Потом Урванцева звали в другой дом. Он одинаково умело перерезал детски тонкие горла поздних барашков и валил успевших отяжелеть быков. Постепенно он обрастал помощниками, которые разрубали туши, протыкая проволокой громоздкие куски мяса, развешивали их на перекладинах. И, наконец, где-нибудь в кресле Антон утомленно пьянел, склонял над тарелкой плоское, лысеющее темя. Пьяные приятели наперебой высказывали уважение его твердой руке, просмеивали Потапа с Теребиловки, который курице «заместо головы нос отсек…»

Малозаметный и смирный в обыкновенное время Урванцев ощущал себя здесь значительным, нужным деревне человеком.

— Я делаю так! — гордый собой, он начинал делиться опытом — чиркал черешком вилки себе или соседу выше воротника. За столом при этом обязательно кто-нибудь вздрагивал.
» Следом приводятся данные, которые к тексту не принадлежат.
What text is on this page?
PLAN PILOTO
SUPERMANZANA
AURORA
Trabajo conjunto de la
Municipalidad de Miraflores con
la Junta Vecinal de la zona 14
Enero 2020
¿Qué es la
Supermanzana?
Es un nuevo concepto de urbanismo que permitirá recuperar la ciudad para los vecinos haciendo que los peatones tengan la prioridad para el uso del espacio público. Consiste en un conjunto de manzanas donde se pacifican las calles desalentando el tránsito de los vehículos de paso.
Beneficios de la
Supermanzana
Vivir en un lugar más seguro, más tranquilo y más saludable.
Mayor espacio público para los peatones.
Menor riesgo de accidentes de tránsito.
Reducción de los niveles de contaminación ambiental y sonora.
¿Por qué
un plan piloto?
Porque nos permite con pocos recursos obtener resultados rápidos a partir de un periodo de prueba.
Иногда сквозь сытый гвалт застолья Урванцев слышал затяжные рыдания из укромного уголка горницы: хозяйский малышок оплакивал поросенка — простосердечного сотоварища своих детских игр. Антон хмурился. С детьми он не ладил давно. Малолетки освистывали его из ограды, обзывали «кошкодралом». Это особенно обижало.

…В спальне охнули, придавленно заныли под ногами жены половицы. Сквозь перегородку, через дыры от сучков и щели, проскочил, протянулся толстыми линиями электрический свет.

— Сколько набрякало? — спросил Урванцев шершавым от долгого молчания голосом.

— Полшестого, — выступила из-под занавески сонная, медленная в движениях женщина с гусиной пушинкой в волосах. — Рано соскочил, магазин еще не торгует.

— Ругай меня, Маруся, остолопа непоправимого, — сгибаясь в шее и спине, уныло промямлил Урванцев. — Весь виноватый…

— Надоело об тебя язык мозолить, — зевнула жена. — По мне теперь хоть захлебнись…

— Нет, мать, — разглядывая трещинки на пальцах, где темнела неотмытая кровь, сдавленным голосом пробормотал Урванцев. — Больше никто не сговорит, пусть хоть лежкой передо мной лежат.

— Худо верится, — скривилась жена.

Она запахнула на груди телогрейку и выступила с тазиком из избы, оставив взамен себя белый бугор морозного пара.

«Пойти побриться», — Урванцев посмотрел в зеркало на свои рыжие, ощетиненные скулы и пасмурно усмехнулся. — Папка-царапка! — Так его называл когда-то маленький веселый сын. Урванцев любил колыхать над зыбкой небритым подбородком, а Ленька, повизгивая от восторга, хватал отца, а потом прятал уколотые пальчики в рот.